We thank you for your support of the HHS Initiative to Eliminate Racial and Ethnic Disparities in Health, and its parallel emphasis within Healthy People 2010. The proposed Health Care Fairness Act of 1999 (H.R. 3250) addresses several of the key elements the Department has identified as essential to a comprehensive approach towards eliminating disparities:

  • development of a balanced and comprehensive research agenda that addresses the unequal burden of morbidity and mortality in racial and ethnic minorities;
  • supporting efforts to improve the quality and outcomes of health care services and addressing the social determinants of health, including but not limited to, access to health care;
  • strengthening the data collection infrastructure of HHS;
  • recognition of the important role of the Office for Civil Rights;
  • support for graduate health care education curriculum development, continuing medical education efforts to reduce disparity in health and health outcomes, and increasing the knowledge base with respect to cultural competency.

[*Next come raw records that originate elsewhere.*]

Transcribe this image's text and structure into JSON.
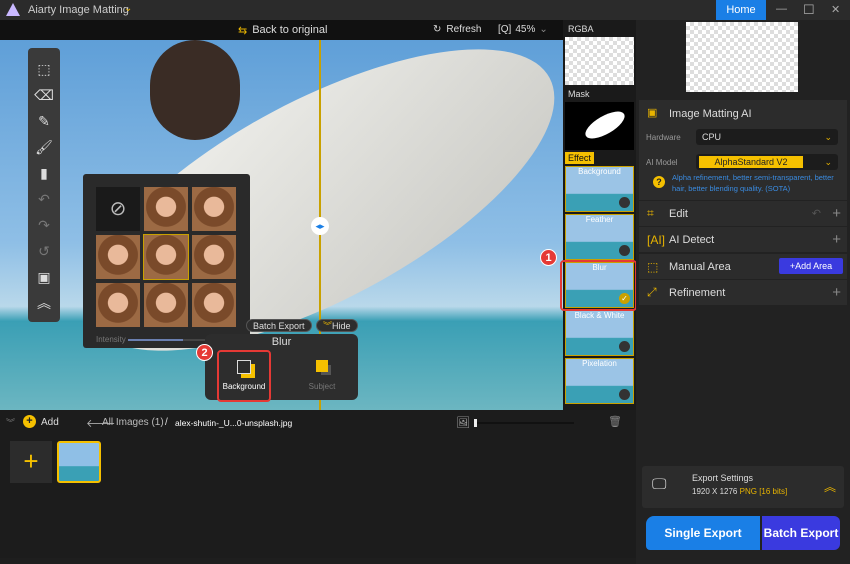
{
  "app": {
    "title": "Aiarty Image Matting",
    "home": "Home",
    "minimize": "—",
    "maximize": "☐",
    "close": "✕"
  },
  "toolbar": {
    "back": "Back to original",
    "refresh": "Refresh",
    "zoom": "45%"
  },
  "effects": {
    "rgba": "RGBA",
    "mask": "Mask",
    "effect": "Effect",
    "items": [
      {
        "label": "Background"
      },
      {
        "label": "Feather"
      },
      {
        "label": "Blur",
        "selected": true
      },
      {
        "label": "Black & White"
      },
      {
        "label": "Pixelation"
      }
    ]
  },
  "faces": {
    "intensity_label": "Intensity",
    "intensity_value": "50",
    "intensity_fraction": 0.5
  },
  "blur_panel": {
    "title": "Blur",
    "batch_export": "Batch Export",
    "hide": "Hide",
    "background": "Background",
    "subject": "Subject"
  },
  "badges": {
    "one": "1",
    "two": "2"
  },
  "right": {
    "matting_title": "Image Matting AI",
    "hardware_label": "Hardware",
    "hardware_value": "CPU",
    "model_label": "AI Model",
    "model_value": "AlphaStandard  V2",
    "model_desc": "Alpha refinement, better semi-transparent, better hair, better blending quality. (SOTA)",
    "edit": "Edit",
    "ai_detect": "AI Detect",
    "manual_area": "Manual Area",
    "add_area": "Add Area",
    "refinement": "Refinement"
  },
  "export": {
    "title": "Export Settings",
    "size": "1920 X 1276",
    "format": "PNG",
    "bits": "[16 bits]",
    "single": "Single Export",
    "batch": "Batch Export"
  },
  "bottom": {
    "add": "Add",
    "all_images": "All Images (1)",
    "sep": "/",
    "filename": "alex-shutin-_U...0-unsplash.jpg"
  },
  "colors": {
    "accent": "#f5c000",
    "blue": "#1a7fe6",
    "purple": "#3a3adf",
    "red": "#e53935"
  }
}
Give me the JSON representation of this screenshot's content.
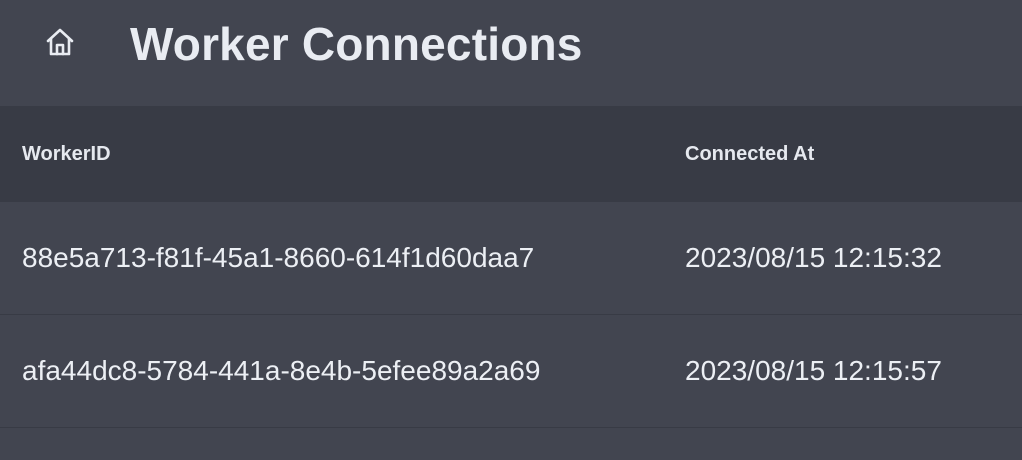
{
  "header": {
    "home_icon": "home-icon",
    "title": "Worker Connections"
  },
  "table": {
    "columns": [
      "WorkerID",
      "Connected At"
    ],
    "rows": [
      {
        "worker_id": "88e5a713-f81f-45a1-8660-614f1d60daa7",
        "connected_at": "2023/08/15 12:15:32"
      },
      {
        "worker_id": "afa44dc8-5784-441a-8e4b-5efee89a2a69",
        "connected_at": "2023/08/15 12:15:57"
      }
    ]
  }
}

We particularly appreciate acknowledgment of the importance of research into the behavioral and social factors underlying health disparities, and support programs which increase educational attainment and employment opportunities.

The section of the Health Care Fairness Act on the Office for Civil Rights is supportive of efforts underway to include the Office in development of health policy throughout HHS that address civil rights observance, program evaluation, and quality assessment.

Mr. Chairman, and members of this committee, as a physician and scientist, administrator and educator, and one charged with the task of leading the effort to challenge a health care system that allows for an unequal burden of morbidity and mortality among our racial and ethnic groups, I am reminded of how the National Institutes of Health explain how research and science work.

It is said that "science" comes from the Latin scientia meaning "known things," scientists and the practice of science exist because of what we do not know. The aim of science is to move what we do not know into the realm of known things and then, with a greater store of knowledge, begin again, as if advancing to a new frontier.

The elimination of disparities is an achievable goal that requires we bring all our forces to bear--a balanced community health system, a comprehensive research agenda that addresses the unequal burden of morbidity and mortality in racial and ethnic minorities, training a multi-cultural workforce that is sensitive to the culture of its colleagues, data collection that reflects the inhabitants of this country, and one set of quality health care delivery goals for all. As we continue our work to improve the lives of our fellow Americans, let me leave you with the

premise upon which the U.S. Public Health Service was founded in 1798, is ... " to the extent we care for those most vulnerable among us, we do most to protect the health of the nation."

Thank you for the opportunity to share some of the Departmentís activities. We appreciate your support and look forward to continuing our partnership to improve our health care system.